La tension est montée d’un cran lorsque les manifestants se sont mis à brûler quelques pneus, juste devant l’entrée principale de la Mission. Voulant s’interposer et arracher le badge d’un agent protestataire, le chef de la sécurité de la Monusco, Paul Farell, s’est heurté à une vive résistance des manifestants qui ont violement répliqué.

A les en croire, en effet, deux autres groupes ont déjà perçu leurs indemnités de sortie, alors que le 3ème groupe est toujours dans l’attente, alors « qu’il n’y a aucune assurance de les avoir encore si ladite date butoir est dépassée ».

Réunis au sein  de l’Association du Personnel National(NSU), les grévistes ont entamé, depuis le mercredi 27 mai 2015, un sit-in de deux heures pour protester contre le silence réservé au sujet du non-paiement des indemnités de sortie à tous les employés locaux dont les postes ont été soumis à l’abolition (130 postes) dans le cadre de la reconfiguration de la Mission telle que décidée par le Conseil de Sécurité dans sa Résolution 2098.

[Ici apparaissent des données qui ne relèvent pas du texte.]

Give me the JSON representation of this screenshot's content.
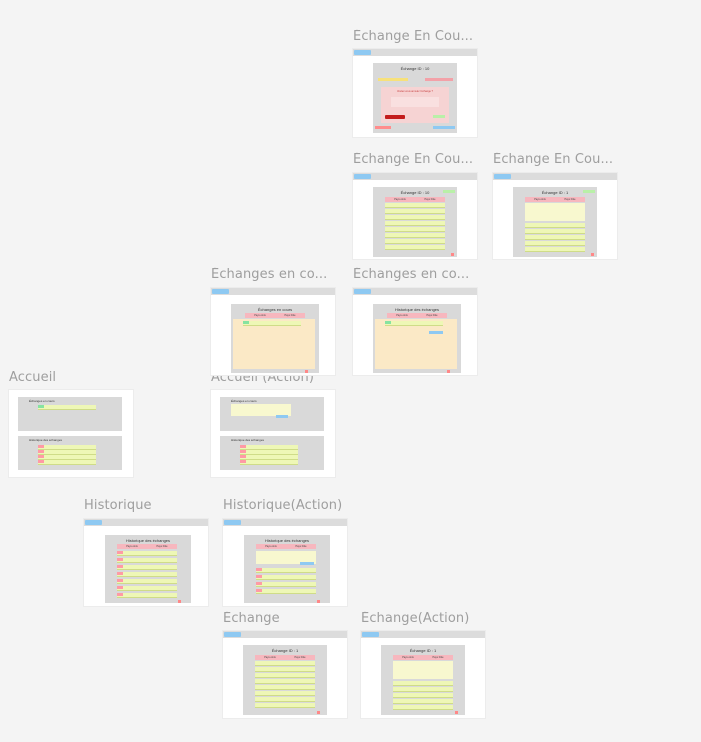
{
  "canvas": {
    "background": "#f4f4f4"
  },
  "frames": [
    {
      "id": "echange-en-cours-confirm",
      "label": "Échange En Cou...",
      "panel_title": "Échange ID : 10",
      "dialog_text": "Voulez-vous annuler l'échange ?"
    },
    {
      "id": "echange-en-cours-list",
      "label": "Échange En Cou...",
      "panel_title": "Échange ID : 10"
    },
    {
      "id": "echange-en-cours-detail",
      "label": "Échange En Cou...",
      "panel_title": "Échange ID : 1"
    },
    {
      "id": "echanges-en-cours",
      "label": "Échanges en co...",
      "panel_title": "Échanges en cours"
    },
    {
      "id": "echanges-en-cours-historique",
      "label": "Échanges en co...",
      "panel_title": "Historique des échanges"
    },
    {
      "id": "accueil",
      "label": "Accueil",
      "panel_titles": [
        "Échanges en cours",
        "Historique des échanges"
      ]
    },
    {
      "id": "accueil-action",
      "label": "Accueil (Action)",
      "panel_titles": [
        "Échanges en cours",
        "Historique des échanges"
      ]
    },
    {
      "id": "historique",
      "label": "Historique",
      "panel_title": "Historique des échanges"
    },
    {
      "id": "historique-action",
      "label": "Historique(Action)",
      "panel_title": "Historique des échanges"
    },
    {
      "id": "echange",
      "label": "Échange",
      "panel_title": "Échange ID : 1"
    },
    {
      "id": "echange-action",
      "label": "Échange(Action)",
      "panel_title": "Échange ID : 1"
    }
  ],
  "table_headers": {
    "col1": "Pays émis",
    "col2": "Pays hôte"
  },
  "colors": {
    "header": "#f7b7be",
    "row": "#eef7b6",
    "panel_gray": "#d9d9d9",
    "accent_blue": "#8ec9f2",
    "cream": "#fbe9c6"
  }
}
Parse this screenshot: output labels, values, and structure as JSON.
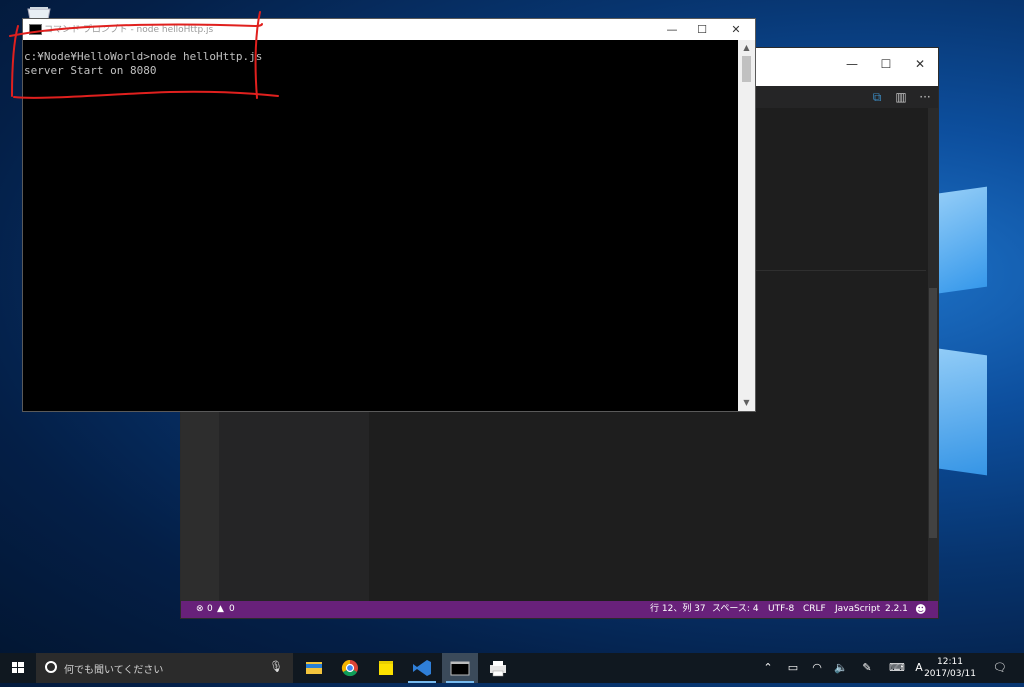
{
  "desktop": {
    "recycle_icon": "recycle-bin-icon"
  },
  "cmd": {
    "title": "コマンド プロンプト - node  helloHttp.js",
    "lines": [
      "c:¥Node¥HelloWorld>node helloHttp.js",
      "server Start on 8080"
    ],
    "controls": {
      "minimize": "—",
      "maximize": "☐",
      "close": "✕"
    }
  },
  "vscode": {
    "controls": {
      "minimize": "—",
      "maximize": "☐",
      "close": "✕"
    },
    "statusbar": {
      "errors": "0",
      "warnings": "0",
      "position": "行 12、列 37",
      "spaces": "スペース: 4",
      "encoding": "UTF-8",
      "eol": "CRLF",
      "language": "JavaScript",
      "version": "2.2.1"
    },
    "colors": {
      "statusbar": "#68217a"
    }
  },
  "taskbar": {
    "search_placeholder": "何でも聞いてください",
    "apps": [
      "file-explorer-icon",
      "chrome-icon",
      "sticky-notes-icon",
      "vscode-icon",
      "command-prompt-icon",
      "printer-icon"
    ],
    "tray": {
      "ime": "A"
    },
    "clock": {
      "time": "12:11",
      "date": "2017/03/11"
    }
  }
}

Cependant, le porte-parole de la Monusco avait indiqué, le même jour, qu’il s’agissait du processus de réduction des effectifs qui concerne, non seulement le staff local, mais aussi international. « L’administration est en train d’explorer des solutions au niveau interne, afin de sécuriser les emplois et de protéger des droits. On se bat pour satisfaire la plus grande majorité, à défaut de tout le monde… », avait appuyé Félix Prosper Basse.